Абрамов, Белов, Распутин, Астафьев, Тендряков, Можаев, Шукшин лет тридцать-сорок назад писали о начале конца традиционного деревенского уклада; сегодня деревенщики пишут о самом конце. Беды, которые принес селу социализм с его насильственной коллективизацией, раскулачиванием, дроблениями и укрупнениями, объявления деревень "неперспективными" и т.д. при капитализме не кончились, а усугубились.
"А нынешние. как их, лигархи, тоже, значит, враги: разворовали Россию, напились ее кровушки и побегли по всему миру?

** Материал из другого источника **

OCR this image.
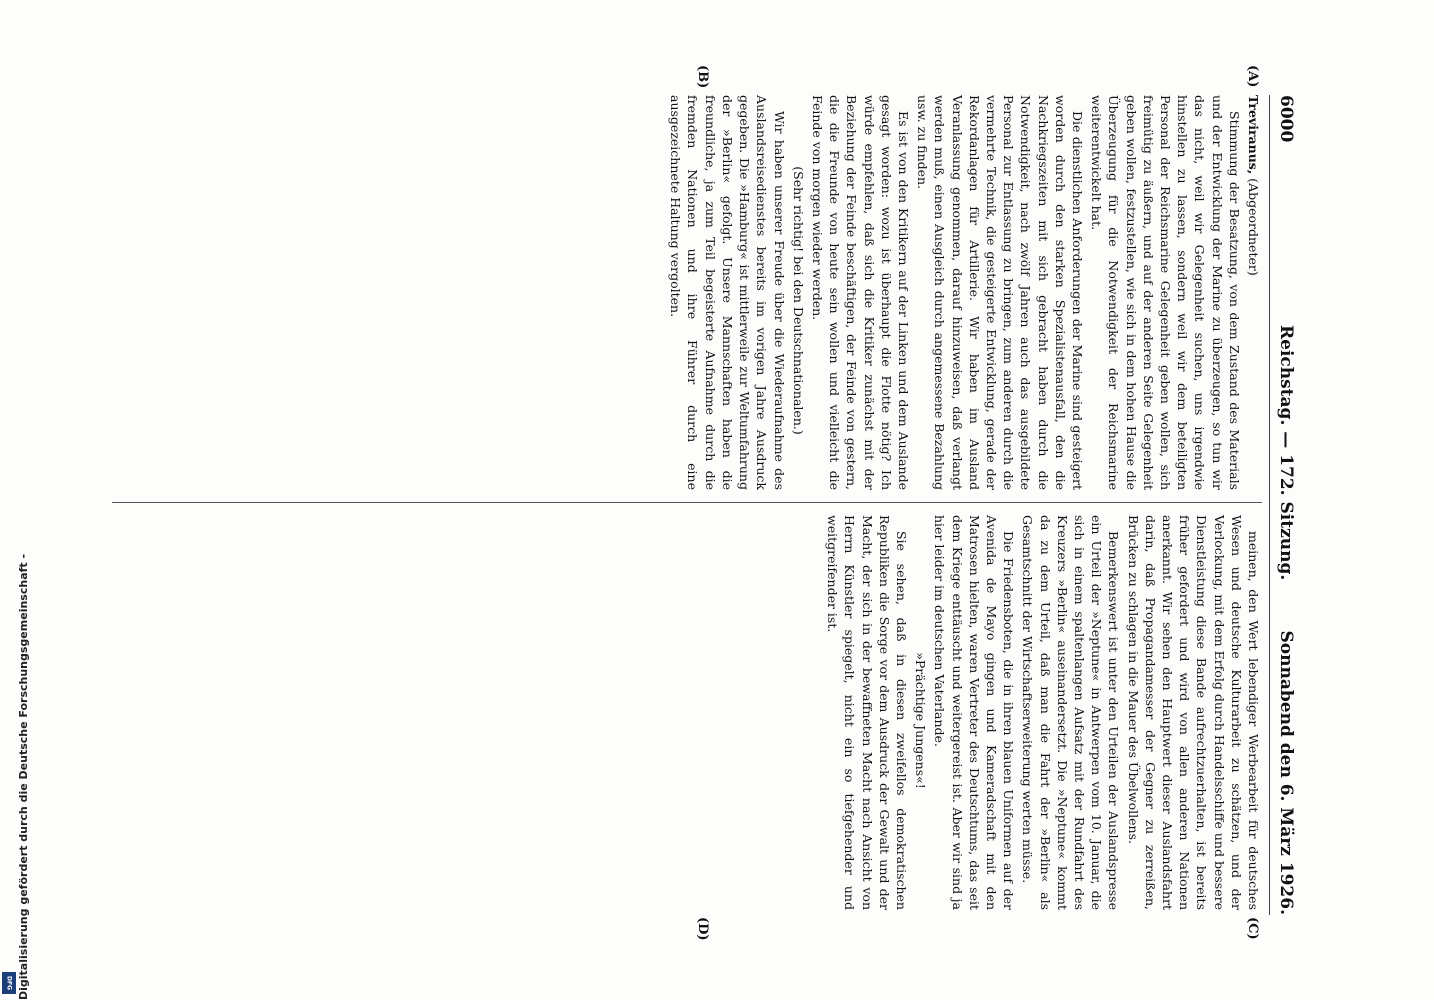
Digitalisierung gefördert durch die Deutsche Forschungsgemeinschaft -
DFG
6000
Reichstag. — 172. Sitzung.
Sonnabend den 6. März 1926.
(A)
(B)
(C)
(D)

Treviranus, (Abgeordneter)

Stimmung der Besatzung, von dem Zustand des Materials und der Entwicklung der Marine zu überzeugen, so tun wir das nicht, weil wir Gelegenheit suchen, uns irgendwie hinstellen zu lassen, sondern weil wir dem beteiligten Personal der Reichsmarine Gelegenheit geben wollen, sich freimütig zu äußern, und auf der anderen Seite Gelegenheit geben wollen, festzustellen, wie sich in dem hohen Hause die Überzeugung für die Notwendigkeit der Reichsmarine weiterentwickelt hat.

Die dienstlichen Anforderungen der Marine sind gesteigert worden durch den starken Spezialistenausfall, den die Nachkriegszeiten mit sich gebracht haben durch die Notwendigkeit, nach zwölf Jahren auch das ausgebildete Personal zur Entlassung zu bringen, zum anderen durch die vermehrte Technik, die gesteigerte Entwicklung, gerade der Rekordanlagen für Artillerie. Wir haben im Ausland Veranlassung genommen, darauf hinzuweisen, daß verlangt werden muß, einen Ausgleich durch angemessene Bezahlung usw. zu finden.

Es ist von den Kritikern auf der Linken und dem Auslande gesagt worden: wozu ist überhaupt die Flotte nötig? Ich würde empfehlen, daß sich die Kritiker zunächst mit der Beziehung der Feinde beschäftigen, der Feinde von gestern, die die Freunde von heute sein wollen und vielleicht die Feinde von morgen wieder werden.

(Sehr richtig! bei den Deutschnationalen.)

Wir haben unserer Freude über die Wiederaufnahme des Auslandsreisedienstes bereits im vorigen Jahre Ausdruck gegeben. Die »Hamburg« ist mittlerweile zur Weltumfahrung der »Berlin« gefolgt. Unsere Mannschaften haben die freundliche, ja zum Teil begeisterte Aufnahme durch die fremden Nationen und ihre Führer durch eine ausgezeichnete Haltung vergolten.

meinen, den Wert lebendiger Werbearbeit für deutsches Wesen und deutsche Kulturarbeit zu schätzen, und der Verlockung, mit dem Erfolg durch Handelsschiffe und bessere Dienstleistung diese Bande aufrechtzuerhalten, ist bereits früher gefordert und wird von allen anderen Nationen anerkannt. Wir sehen den Hauptwert dieser Auslandsfahrt darin, daß Propagandamesser der Gegner zu zerreißen, Brücken zu schlagen in die Mauer des Übelwollens.

Bemerkenswert ist unter den Urteilen der Auslandspresse ein Urteil der »Neptune« in Antwerpen vom 10. Januar, die sich in einem spaltenlangen Aufsatz mit der Rundfahrt des Kreuzers »Berlin« auseinandersetzt. Die »Neptune« kommt da zu dem Urteil, daß man die Fahrt der »Berlin« als Gesamtschnitt der Wirtschaftserweiterung werten müsse.

Die Friedensboten, die in ihren blauen Uniformen auf der Avenida de Mayo gingen und Kameradschaft mit den Matrosen hielten, waren Vertreter des Deutschtums, das seit dem Kriege enttäuscht und weitergereist ist. Aber wir sind ja hier leider im deutschen Vaterlande.

»Prächtige Jungens«!

Sie sehen, daß in diesen zweifellos demokratischen Republiken die Sorge vor dem Ausdruck der Gewalt und der Macht, der sich in der bewaffneten Macht nach Ansicht von Herrn Künstler spiegelt, nicht ein so tiefgehender und weitgreifender ist.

- Они нам тоже враги, им тоже надо окорот давать. Вся наша жизнь - борьба до последней капли крови врага.
- Ну, хорошо, вот ты врага победил, а как дальше жить? Нового врага искать что ли?
- А зачем искать? Живи себе мирно, не оглядывайся. Враг сам найдется и позарится на твою землю, на твою жизнь, на твою страну" (рассказ "Озорной сосед"). А ведь разговор у соседей начался с комаров, пьющих крестьянскую кровушку. И ненароком перешел на больное. Михайлов-Плавский как бы подкрадывается к главной теме, а потом вдруг бьет в лоб, да так, что не отвертеться: "Глас народа - глас Божий!" Да, олигарх в глазах селян хуже мошенника-фокусника из рассказа "Плюшевая жакетка".

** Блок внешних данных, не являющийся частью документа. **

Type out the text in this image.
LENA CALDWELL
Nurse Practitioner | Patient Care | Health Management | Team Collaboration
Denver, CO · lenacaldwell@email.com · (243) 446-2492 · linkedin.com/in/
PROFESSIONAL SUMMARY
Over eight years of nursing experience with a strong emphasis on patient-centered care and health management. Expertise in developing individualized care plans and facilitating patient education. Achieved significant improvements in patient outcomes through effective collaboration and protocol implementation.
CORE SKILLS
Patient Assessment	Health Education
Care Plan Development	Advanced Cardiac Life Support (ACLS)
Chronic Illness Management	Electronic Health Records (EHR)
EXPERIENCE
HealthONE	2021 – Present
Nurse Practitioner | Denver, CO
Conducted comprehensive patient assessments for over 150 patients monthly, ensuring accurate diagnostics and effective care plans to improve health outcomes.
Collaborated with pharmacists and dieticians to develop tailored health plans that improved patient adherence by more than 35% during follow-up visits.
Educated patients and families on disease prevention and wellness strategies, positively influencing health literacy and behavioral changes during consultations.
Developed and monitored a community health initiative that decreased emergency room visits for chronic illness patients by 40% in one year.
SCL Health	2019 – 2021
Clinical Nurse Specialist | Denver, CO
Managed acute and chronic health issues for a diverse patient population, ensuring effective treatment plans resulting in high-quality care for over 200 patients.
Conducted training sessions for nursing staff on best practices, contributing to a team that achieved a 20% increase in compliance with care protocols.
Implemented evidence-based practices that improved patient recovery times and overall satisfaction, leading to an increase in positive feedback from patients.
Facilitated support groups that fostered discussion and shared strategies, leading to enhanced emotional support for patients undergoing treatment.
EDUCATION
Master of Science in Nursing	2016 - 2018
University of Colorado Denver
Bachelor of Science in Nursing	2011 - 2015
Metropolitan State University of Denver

- У народа отбили руки и охоту трудиться. Что ни заработал - все отдай! Семьдесят лет строили коммунизм, кричали на весь мир о справедливости, а настоящий коммунизм построили в Швеции для простого народа. Да как построили-то - тихой сапой, без крику на весь мир, без пятилеток и колхозов. Эх, Россия, ты как баба гулящая: и детей жалко и накормить их нечем - все лучшее полюбовникам достается.
Горестно мне, сосед, от энтих мыслей. И ишшо горестней оттого, что молодежь видит энту безобразию и привыкает к ней с малолетства: и убивство, и воровство, и разврат - как будто так и надо. Молчит народ. Его довели до ручки, ему бы еще и дернули за энту ручку. Тебя заглонули и уже жуют, поджелудочным соком уже оплеснули, а ты все надеешься и веришь, что их вырвет..." (рассказ "Инстинктивные люди").

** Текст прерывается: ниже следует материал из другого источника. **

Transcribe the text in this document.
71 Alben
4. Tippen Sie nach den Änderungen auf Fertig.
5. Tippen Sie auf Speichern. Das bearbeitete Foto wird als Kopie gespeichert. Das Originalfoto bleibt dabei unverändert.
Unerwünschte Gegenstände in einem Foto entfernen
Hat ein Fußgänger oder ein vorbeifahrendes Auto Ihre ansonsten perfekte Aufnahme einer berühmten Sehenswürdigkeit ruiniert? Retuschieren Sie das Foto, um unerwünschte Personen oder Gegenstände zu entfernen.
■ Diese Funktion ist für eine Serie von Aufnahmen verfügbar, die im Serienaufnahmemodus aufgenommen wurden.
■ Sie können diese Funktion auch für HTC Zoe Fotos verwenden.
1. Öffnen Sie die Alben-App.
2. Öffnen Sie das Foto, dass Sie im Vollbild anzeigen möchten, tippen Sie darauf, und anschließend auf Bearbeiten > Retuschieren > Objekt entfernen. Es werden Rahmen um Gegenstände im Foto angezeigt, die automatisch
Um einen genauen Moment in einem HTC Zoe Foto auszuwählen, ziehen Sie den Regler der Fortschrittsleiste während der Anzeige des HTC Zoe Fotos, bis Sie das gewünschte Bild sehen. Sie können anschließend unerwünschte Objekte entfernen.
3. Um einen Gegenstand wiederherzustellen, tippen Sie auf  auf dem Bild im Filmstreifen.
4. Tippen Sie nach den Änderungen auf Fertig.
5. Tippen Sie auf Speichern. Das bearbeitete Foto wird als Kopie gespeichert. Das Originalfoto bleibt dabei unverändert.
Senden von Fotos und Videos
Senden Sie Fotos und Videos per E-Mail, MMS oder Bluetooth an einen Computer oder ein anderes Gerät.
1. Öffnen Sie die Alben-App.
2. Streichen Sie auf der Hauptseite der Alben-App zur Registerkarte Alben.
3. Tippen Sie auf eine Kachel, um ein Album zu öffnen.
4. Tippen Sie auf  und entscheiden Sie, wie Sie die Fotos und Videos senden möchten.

Рассказы Сергея Михайлина-Плавского - мощный приток в реку современной прозы России.
Я не буду более приводить подробных и ярких цитат из его рассказов. Читатель, войдя в прозу Михайлина-Плавского, сам отыщет особенно сочно написанные эпизоды. живо и точно изображающие баб и мужиков, сам оценит эту живую жизнь.
Кто немало пожил, кто знает, что к чему на белом свете, тот чурается литературной моды и не спешит к громкой славе. Он движется по-своему, сохраняя свою индивидуальность и независимость. Независимость и свобода дороже известности и наград. "Да щей горшок, да сам большой!" - давно уж Пушкиным сказано. Свободолюбие и свой взгляд на жизнь, желание быть правдивым и честным видны в каждом произведении Сегея Ивановича Михайлина-Плавского. Это в нем главное. (Первое и последнее, чего мы требуем от гения, - это любви к истине!" - не лишне вспомнить здесь И.В.Гете).
Сергей Иванович Михайлин-Плавский оставил нам несколько своих книг, но главная из них, конечно ,"Гармошка"-книга замечательная!